Irish Examiner view: A violent week’s harsh lessons

Violent, family tragedies are writ all too large across this week
Irish Examiner view: A violent week’s harsh lessons

Flowers placed at the entrance to the O'Sullivan family farm at Assolas, near Kanturk, Co Cork, where a father and his two sons died in what is believed to be a dispute over plans around a land bequest. Picture: Daragh Mc Sweeney/Provision

Violent, family tragedies are written all too large, and all too worryingly across this week. A father and his two sons died on their farm on Monday in what is believed to be a dispute over plans around a land bequest in Co Cork. That no-one other than the victims was, it is, believed involved adds incomprehension to heartbreak in that harrowing situation.

In Dublin, the bodies of a mother and her two children were discovered in their Ballinteer home two days later. Concerned neighbours had alerted gardaí. There have been suggestions that the three bodies may have been in the home for up to four days after apparently being strangled. The age of the victims — 36, 11, and six — darkens that tragedy.

The scale of these two events is exceptional though the courts offered evidence this week that violence is all too
common in this society.

A Central Criminal Court trial in Cork sent mother of two Rita O’Driscoll to jail for life for the murder of her former husband after she stabbed him 28 times in a row at her brother-in-law’s Macroom home.

In Dublin that court yesterday found an electrician guilty of murdering his partner of four months, whom he strangled in her bedroom after a “binge” drinking session. Seán Nolan, aged 36, faces a mandatory life sentence next week.

Yesterday’s events in France, though the result of a very different kind of motivation, show that this society may be no more violent than any other.

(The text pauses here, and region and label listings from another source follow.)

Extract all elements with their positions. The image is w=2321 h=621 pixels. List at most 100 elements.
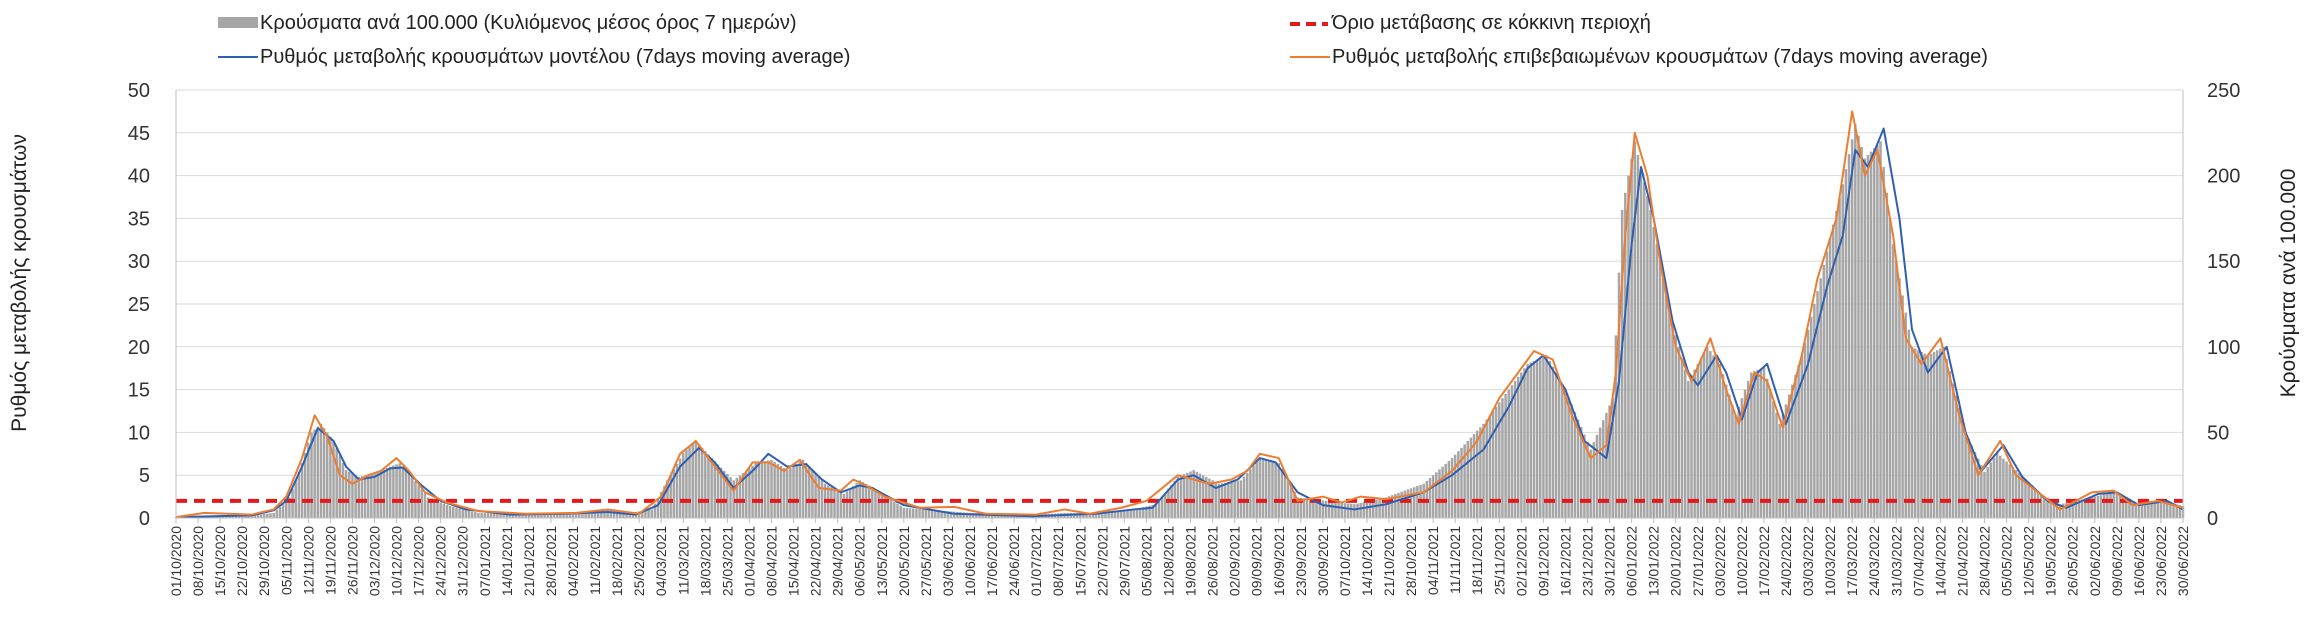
bar [1107, 511, 1110, 518]
bar [2099, 495, 2103, 518]
y-left-tick-label: 25 [128, 294, 150, 316]
bar [1277, 463, 1281, 518]
bar [1835, 211, 1838, 518]
bar [735, 477, 739, 518]
bar [1501, 398, 1504, 518]
bar [848, 488, 852, 518]
bar [675, 463, 679, 518]
x-tick-label: 14/04/2022 [1932, 526, 1948, 596]
bar [1948, 371, 1952, 518]
bar [562, 513, 565, 518]
bar [329, 436, 332, 518]
bar [316, 426, 320, 518]
bar [1135, 508, 1139, 518]
x-tick-label: 03/12/2020 [366, 526, 382, 596]
bar [1274, 462, 1277, 518]
bar [325, 432, 329, 518]
x-tick-label: 20/05/2021 [896, 526, 912, 596]
bar [615, 510, 619, 518]
x-tick-label: 12/11/2020 [300, 526, 316, 595]
x-tick-label: 04/02/2021 [565, 526, 581, 596]
bar [2017, 473, 2021, 518]
bar [1964, 432, 1967, 518]
bar [1431, 475, 1435, 518]
bar [1665, 295, 1668, 518]
bar [341, 462, 345, 518]
bar [1264, 459, 1268, 518]
bar [1787, 394, 1791, 518]
y-right-tick-label: 150 [2207, 251, 2240, 273]
bar [1466, 440, 1470, 518]
bar [811, 470, 814, 518]
bar [429, 498, 433, 518]
x-tick-label: 18/11/2021 [1469, 526, 1485, 595]
bar [1507, 389, 1511, 518]
bar [738, 475, 742, 518]
bar [1494, 406, 1498, 518]
x-tick-label: 10/06/2021 [962, 526, 978, 596]
bar [1409, 488, 1413, 518]
bar [1586, 442, 1589, 518]
y-left-tick-label: 10 [128, 422, 150, 444]
bar [470, 511, 474, 518]
x-tick-label: 03/06/2021 [940, 526, 956, 596]
x-tick-label: 17/02/2022 [1756, 526, 1772, 596]
x-tick-label: 09/12/2021 [1535, 526, 1551, 596]
x-tick-label: 12/05/2022 [2021, 526, 2037, 596]
bar [1453, 454, 1457, 518]
bar [2150, 502, 2153, 518]
bar [590, 511, 594, 518]
bar [1252, 465, 1255, 518]
bar [1642, 182, 1646, 518]
bar [1705, 346, 1709, 518]
bar [2128, 499, 2131, 518]
bar [1608, 405, 1611, 518]
y-right-tick-label: 100 [2207, 337, 2240, 359]
x-tick-label: 23/06/2022 [2153, 526, 2169, 596]
x-tick-label: 23/12/2021 [1580, 526, 1596, 596]
x-tick-label: 30/12/2021 [1602, 526, 1618, 596]
bar [1469, 437, 1473, 518]
bar [1293, 491, 1296, 518]
bar [606, 509, 609, 518]
bar [1498, 402, 1501, 518]
bar [300, 463, 304, 518]
bar [1400, 491, 1403, 518]
bar [1340, 502, 1344, 518]
bar [745, 470, 748, 518]
x-tick-label: 14/01/2021 [499, 526, 515, 596]
bar [1245, 472, 1249, 518]
bar [1315, 499, 1318, 518]
bar [1746, 381, 1750, 518]
bar [943, 510, 947, 518]
bar [2169, 502, 2172, 518]
x-tick-label: 15/07/2021 [1072, 526, 1088, 596]
bar [1677, 346, 1681, 518]
bar [2080, 499, 2084, 518]
bar [1907, 329, 1911, 518]
bar [940, 510, 943, 518]
bar [704, 451, 707, 518]
bar [2039, 494, 2043, 518]
bar [1551, 366, 1555, 518]
bar [303, 452, 307, 518]
bar [1926, 355, 1930, 518]
bar [1841, 184, 1844, 518]
bar [363, 475, 367, 518]
bar [1164, 492, 1167, 518]
bar [883, 495, 887, 518]
bar [360, 476, 364, 518]
x-tick-label: 18/03/2021 [697, 526, 713, 596]
x-tick-label: 21/10/2021 [1381, 526, 1397, 596]
bar [436, 501, 439, 518]
bar [1683, 369, 1687, 518]
y-right-axis-label: Κρούσματα ανά 100.000 [2277, 169, 2300, 398]
bar [2008, 464, 2011, 518]
bar [650, 509, 654, 518]
bar [801, 459, 805, 518]
bar [1904, 312, 1907, 518]
x-tick-label: 04/11/2021 [1425, 526, 1441, 595]
bar [1255, 461, 1258, 518]
bar [332, 440, 335, 518]
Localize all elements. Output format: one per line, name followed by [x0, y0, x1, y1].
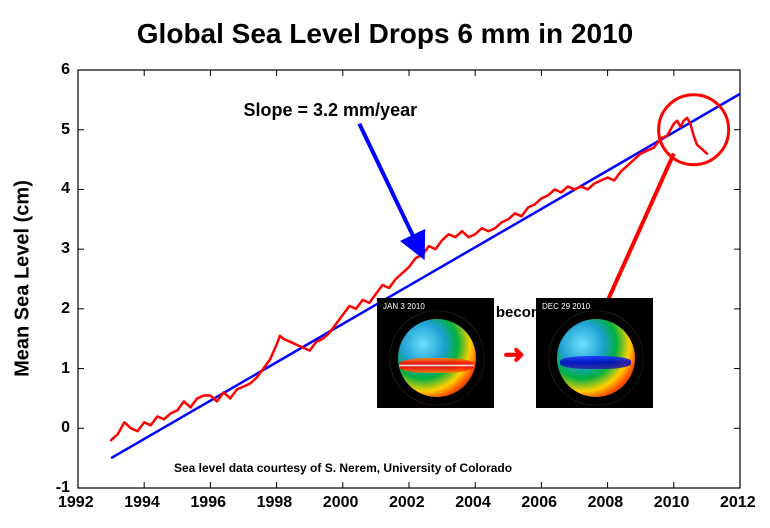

Three people died in a knife attack at a church in Nice. French president Emmanuel Macron denounced the “Islamist terrorist attack” at the Notre Dame basilica. The Nice mayor spoke of “Islamo-fascism” and said the suspect “repeated endlessly ‘Allahu Akbar’ [God is greatest]”. He compared the attack to the murder of teacher Samuel Paty, who was beheaded close to his Paris school earlier this month. Yesterday’s murders follow days of protests in Muslim countries triggered by President Macron’s defence of the publication of cartoons that depicted the Prophet Mohammed.

It does not diminish the impact all these tragedies have on those directly involved to say that they might have been less likely to happen in societies that made a conscious effort to educate people about violence and the nihilism behind it.